“É racismo inercial: negros jogam futebol, mas não são vistos como
capazes de ‘pensar futebol”, define Hélio Santos
por Pedro Borges
no The Intercept – Sociedade e Racismo
Foto https://www.almapreta.com/
Brasil,
Marrocos, Irã, Nigéria, Costa Rica, Egito… Ainda que boa parte dos
jogadores desses times passe longe do padrão branco europeu, quase todos os
treinadores das 32 seleções que chegaram à Rússia para disputar a Copa do Mundo
são brancos. E há apenas um treinador negro: Aliou Cissé, que comanda a equipe
senegalesa.
Se dentro
do campo as estrelas, com frequência, não têm cabelos louros e olhos claros, do
lado de fora é difícil encontrar quem fuja desse padrão. Junto ao Senegal, só a
Tunísia, comandada por um árabe, Coreia do Sul e Japão, dirigidas por
asiáticos, ameaçam o padrão europeu.
Ex-jogador
e capitão da equipe que levou o Senegal às quartas na Copa de 2002, Cissé é
também o técnico com o menor salário anual de todos os 32 times que disputam a
Copa na Rússia.
Foto https://www.almapreta.com/ - Cissé
De acordo
com uma reportagem do canal de TV holandês “Zoomin”, reproduzida pela BBC
África, ele aparece em último na lista que tem o alemão Joachim Löw em
primeiro lugar, seguido por Tite.
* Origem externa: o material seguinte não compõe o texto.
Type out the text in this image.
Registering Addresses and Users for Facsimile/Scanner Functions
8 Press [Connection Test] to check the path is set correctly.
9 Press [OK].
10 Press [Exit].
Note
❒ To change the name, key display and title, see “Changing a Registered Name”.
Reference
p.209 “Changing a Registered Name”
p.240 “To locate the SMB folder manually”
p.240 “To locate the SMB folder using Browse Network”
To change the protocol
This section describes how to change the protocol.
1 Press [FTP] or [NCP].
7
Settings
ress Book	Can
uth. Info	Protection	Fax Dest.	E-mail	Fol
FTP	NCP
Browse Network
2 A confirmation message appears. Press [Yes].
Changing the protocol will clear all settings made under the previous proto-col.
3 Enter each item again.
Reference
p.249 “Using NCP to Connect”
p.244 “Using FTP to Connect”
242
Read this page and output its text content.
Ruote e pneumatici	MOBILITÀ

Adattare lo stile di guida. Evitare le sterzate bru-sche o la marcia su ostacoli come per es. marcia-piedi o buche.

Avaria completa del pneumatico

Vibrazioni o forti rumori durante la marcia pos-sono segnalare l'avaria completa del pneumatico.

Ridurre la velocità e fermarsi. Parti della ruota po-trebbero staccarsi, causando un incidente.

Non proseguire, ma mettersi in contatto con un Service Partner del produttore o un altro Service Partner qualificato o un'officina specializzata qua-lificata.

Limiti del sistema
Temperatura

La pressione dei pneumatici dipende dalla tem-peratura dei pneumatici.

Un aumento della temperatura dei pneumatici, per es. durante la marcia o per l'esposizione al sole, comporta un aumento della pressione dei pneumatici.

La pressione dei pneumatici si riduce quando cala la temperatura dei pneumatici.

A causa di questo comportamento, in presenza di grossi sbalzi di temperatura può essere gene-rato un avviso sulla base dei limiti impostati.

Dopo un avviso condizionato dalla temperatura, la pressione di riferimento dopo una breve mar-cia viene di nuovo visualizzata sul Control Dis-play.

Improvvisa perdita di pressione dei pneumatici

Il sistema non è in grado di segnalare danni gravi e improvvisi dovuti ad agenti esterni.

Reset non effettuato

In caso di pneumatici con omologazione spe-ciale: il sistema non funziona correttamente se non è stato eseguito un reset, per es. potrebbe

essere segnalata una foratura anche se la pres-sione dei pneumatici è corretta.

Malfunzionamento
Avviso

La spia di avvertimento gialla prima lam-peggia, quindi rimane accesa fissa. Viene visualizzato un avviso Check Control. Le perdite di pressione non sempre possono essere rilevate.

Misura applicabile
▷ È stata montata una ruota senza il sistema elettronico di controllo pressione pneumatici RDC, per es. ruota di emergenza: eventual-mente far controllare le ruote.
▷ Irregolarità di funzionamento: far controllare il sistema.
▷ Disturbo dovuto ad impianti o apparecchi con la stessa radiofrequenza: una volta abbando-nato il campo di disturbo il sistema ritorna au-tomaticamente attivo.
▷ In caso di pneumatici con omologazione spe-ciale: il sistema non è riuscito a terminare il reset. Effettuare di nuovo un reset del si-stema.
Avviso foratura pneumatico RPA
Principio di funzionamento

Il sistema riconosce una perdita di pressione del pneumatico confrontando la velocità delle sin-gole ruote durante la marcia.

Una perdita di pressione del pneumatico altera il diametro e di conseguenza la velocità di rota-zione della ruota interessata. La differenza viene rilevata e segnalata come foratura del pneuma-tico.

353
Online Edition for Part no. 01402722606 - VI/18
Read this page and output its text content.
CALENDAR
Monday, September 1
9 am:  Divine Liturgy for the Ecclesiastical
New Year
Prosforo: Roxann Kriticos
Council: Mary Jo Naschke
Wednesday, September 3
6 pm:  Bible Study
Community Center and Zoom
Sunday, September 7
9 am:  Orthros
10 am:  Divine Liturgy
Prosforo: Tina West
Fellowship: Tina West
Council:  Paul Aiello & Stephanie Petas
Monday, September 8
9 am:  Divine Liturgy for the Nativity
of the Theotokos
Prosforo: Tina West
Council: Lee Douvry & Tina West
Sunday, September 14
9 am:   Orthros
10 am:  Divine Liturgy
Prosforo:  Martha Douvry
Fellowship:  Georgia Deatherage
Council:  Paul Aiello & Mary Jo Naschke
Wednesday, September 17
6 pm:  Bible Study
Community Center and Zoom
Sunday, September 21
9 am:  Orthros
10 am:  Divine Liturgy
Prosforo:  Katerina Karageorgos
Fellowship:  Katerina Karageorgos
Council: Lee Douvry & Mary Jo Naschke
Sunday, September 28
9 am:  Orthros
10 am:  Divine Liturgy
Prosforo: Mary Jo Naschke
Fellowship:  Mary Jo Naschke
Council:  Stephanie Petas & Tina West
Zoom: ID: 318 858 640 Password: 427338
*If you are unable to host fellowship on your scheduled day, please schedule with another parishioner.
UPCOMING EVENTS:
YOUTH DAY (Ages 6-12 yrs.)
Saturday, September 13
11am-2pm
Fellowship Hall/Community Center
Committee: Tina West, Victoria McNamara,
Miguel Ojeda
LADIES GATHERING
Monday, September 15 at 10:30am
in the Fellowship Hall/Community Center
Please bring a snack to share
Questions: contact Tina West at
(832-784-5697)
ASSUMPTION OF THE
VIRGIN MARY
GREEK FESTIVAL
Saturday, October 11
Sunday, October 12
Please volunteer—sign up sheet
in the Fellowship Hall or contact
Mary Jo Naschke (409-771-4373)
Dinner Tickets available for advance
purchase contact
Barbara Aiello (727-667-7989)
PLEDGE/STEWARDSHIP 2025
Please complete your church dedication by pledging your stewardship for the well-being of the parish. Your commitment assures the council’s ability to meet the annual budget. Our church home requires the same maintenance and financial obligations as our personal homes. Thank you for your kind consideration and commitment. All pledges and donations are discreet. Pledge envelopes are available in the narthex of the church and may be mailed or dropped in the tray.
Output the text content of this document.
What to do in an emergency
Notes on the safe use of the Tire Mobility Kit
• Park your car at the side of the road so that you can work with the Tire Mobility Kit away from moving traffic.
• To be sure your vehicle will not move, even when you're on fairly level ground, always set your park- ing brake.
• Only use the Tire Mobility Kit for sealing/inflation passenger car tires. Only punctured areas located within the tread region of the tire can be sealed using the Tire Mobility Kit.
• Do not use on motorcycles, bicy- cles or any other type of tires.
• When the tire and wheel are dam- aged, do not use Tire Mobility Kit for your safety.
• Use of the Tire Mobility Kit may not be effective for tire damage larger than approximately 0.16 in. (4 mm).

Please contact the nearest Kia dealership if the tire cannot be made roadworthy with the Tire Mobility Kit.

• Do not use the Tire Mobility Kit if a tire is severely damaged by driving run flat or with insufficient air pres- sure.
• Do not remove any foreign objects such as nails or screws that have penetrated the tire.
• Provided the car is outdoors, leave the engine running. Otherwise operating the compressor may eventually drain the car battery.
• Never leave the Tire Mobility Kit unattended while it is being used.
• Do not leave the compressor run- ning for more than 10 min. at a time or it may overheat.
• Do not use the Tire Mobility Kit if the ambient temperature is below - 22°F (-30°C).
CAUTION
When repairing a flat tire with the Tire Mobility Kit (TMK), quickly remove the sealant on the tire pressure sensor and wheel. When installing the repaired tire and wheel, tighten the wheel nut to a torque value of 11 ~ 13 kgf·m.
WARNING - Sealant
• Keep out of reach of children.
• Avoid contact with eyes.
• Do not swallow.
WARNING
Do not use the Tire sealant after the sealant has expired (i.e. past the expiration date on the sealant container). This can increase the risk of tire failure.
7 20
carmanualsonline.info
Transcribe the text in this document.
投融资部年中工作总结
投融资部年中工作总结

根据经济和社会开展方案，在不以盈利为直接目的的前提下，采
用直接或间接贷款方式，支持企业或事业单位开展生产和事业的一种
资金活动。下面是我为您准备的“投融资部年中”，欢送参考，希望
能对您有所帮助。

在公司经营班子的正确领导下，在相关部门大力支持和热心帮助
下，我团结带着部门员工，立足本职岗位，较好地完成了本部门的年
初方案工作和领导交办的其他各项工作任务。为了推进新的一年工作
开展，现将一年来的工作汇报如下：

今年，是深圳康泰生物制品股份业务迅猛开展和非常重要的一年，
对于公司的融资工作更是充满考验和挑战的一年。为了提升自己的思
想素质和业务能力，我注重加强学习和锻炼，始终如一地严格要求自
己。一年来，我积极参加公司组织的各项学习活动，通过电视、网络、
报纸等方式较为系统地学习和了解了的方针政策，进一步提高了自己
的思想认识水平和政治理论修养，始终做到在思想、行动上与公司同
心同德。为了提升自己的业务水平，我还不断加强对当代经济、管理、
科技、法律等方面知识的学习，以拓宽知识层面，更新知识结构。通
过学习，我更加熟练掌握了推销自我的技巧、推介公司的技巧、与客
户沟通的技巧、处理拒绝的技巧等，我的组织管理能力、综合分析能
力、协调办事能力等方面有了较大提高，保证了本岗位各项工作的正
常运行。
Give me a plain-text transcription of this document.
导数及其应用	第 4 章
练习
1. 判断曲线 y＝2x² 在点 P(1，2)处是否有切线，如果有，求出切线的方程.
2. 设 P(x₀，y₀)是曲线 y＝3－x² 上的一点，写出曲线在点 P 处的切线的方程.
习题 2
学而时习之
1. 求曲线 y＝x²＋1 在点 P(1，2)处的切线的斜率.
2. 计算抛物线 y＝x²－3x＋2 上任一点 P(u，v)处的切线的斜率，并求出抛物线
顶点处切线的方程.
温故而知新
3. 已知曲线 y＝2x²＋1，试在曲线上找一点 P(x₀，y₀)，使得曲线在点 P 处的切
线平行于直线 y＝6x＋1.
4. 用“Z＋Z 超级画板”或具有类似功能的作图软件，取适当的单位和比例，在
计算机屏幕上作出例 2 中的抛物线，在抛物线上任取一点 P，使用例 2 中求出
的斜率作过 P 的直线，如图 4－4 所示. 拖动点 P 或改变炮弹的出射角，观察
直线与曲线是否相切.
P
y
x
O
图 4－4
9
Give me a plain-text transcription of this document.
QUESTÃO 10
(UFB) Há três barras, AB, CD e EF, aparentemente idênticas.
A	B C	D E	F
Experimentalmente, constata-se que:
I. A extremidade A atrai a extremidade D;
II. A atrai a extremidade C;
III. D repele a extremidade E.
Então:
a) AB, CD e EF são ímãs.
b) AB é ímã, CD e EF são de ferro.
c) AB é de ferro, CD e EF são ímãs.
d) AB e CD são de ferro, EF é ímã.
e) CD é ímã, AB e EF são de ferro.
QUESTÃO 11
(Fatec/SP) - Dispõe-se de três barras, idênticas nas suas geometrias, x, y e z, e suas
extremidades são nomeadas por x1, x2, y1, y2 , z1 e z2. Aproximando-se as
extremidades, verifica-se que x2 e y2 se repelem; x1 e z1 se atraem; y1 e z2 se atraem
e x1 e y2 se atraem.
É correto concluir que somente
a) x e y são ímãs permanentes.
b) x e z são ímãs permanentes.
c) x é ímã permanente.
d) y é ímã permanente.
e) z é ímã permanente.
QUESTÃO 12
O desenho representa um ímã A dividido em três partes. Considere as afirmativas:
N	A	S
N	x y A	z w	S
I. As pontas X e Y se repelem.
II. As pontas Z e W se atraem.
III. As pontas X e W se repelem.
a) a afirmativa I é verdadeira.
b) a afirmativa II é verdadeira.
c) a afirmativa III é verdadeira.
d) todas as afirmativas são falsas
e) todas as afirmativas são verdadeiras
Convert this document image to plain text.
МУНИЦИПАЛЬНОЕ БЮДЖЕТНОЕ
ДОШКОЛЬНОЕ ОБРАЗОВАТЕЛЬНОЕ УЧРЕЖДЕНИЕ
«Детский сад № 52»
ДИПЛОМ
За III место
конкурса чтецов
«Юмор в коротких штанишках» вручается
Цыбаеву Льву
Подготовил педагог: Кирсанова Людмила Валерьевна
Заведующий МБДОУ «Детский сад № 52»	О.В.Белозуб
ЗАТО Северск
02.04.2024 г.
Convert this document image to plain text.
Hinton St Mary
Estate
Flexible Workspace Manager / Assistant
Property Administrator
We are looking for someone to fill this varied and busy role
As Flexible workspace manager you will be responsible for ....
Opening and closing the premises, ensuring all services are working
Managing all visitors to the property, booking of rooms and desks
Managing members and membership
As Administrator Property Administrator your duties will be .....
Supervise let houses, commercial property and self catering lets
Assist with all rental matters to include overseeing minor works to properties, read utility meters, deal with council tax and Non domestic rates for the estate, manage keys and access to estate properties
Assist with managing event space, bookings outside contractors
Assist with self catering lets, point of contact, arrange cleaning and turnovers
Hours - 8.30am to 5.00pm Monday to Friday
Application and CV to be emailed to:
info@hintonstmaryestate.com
Enquanto Cissé recebe cerca de R$ 850 mil por
ano, o treinador da seleção brasileira ganha 16 vezes mais — cerca de R$ 14,5
milhões.
No
futebol, diz o professor e pesquisador da Unicamp, Osmar de Souza Jr, acaba
prevalecendo a mesma lógica “patrão/peão” do mundo empresarial, onde quem
manda, quase sempre, é branco.
Um dos
precursores da política de cotas no Brasil e presidente do Instituto Brasileiro
de Diversidade, Hélio Santos, diz que a falta de treinadores negros vai além da
qualificação, já que “os treinadores, [geralmente ex-jogadores] brancos não são
‘intelectuais’ do futebol”.
Acaba prevalecendo a mesma lógica
“patrão/peão” do mundo empresarial em que quem manda, quase sempre, é branco.
Treinar
equipes, diz Santos, sugere ‘racionalizar’ técnicas futebolísticas, e é nessa
racionalização que entra o racismo. “Infere-se que para treinar há que pensar e
refletir. Tudo aponta para uma síndrome racista que não vê o negro nessa
posição, mesmo sendo ele exímio craque”.
A própria
história da Seleção Brasileira é um exemplo dessa lógica. Mesmo com craques
como Pelé, Garrincha e Romário, o time, hoje comandado por Tite, gaúcho e de
origem italiana, nunca foi à Copa tendo um negro à frente da equipe. Em
amistosos ou competições de menor relevância, o Brasil só teve um treinador negro
em seis oportunidades.
“Negros jogam futebol, mas não
são vistos como capazes de ‘pensar futebol.”
A
primeira, em 1959, quando o pernambucano Gentil Cardoso fez um combinado das
equipes locais para disputar o Sul-americano. Foram cinco jogos, um terceiro
lugar, e uma demissão depois de 23 dias. Até o fim da vida, Gentil dizia que
não teve mais espaço na seleção porque era preto.
A última
vez foi há 26 anos, quando Ernesto de Paulo comandou o Brasil contra País de
Gales, de forma interina, depois da saída de Paulo Roberto Falcão.
“É
racismo inercial: negros jogam futebol, mas não são vistos como capazes de
‘pensar futebol”, define Hélio Santos.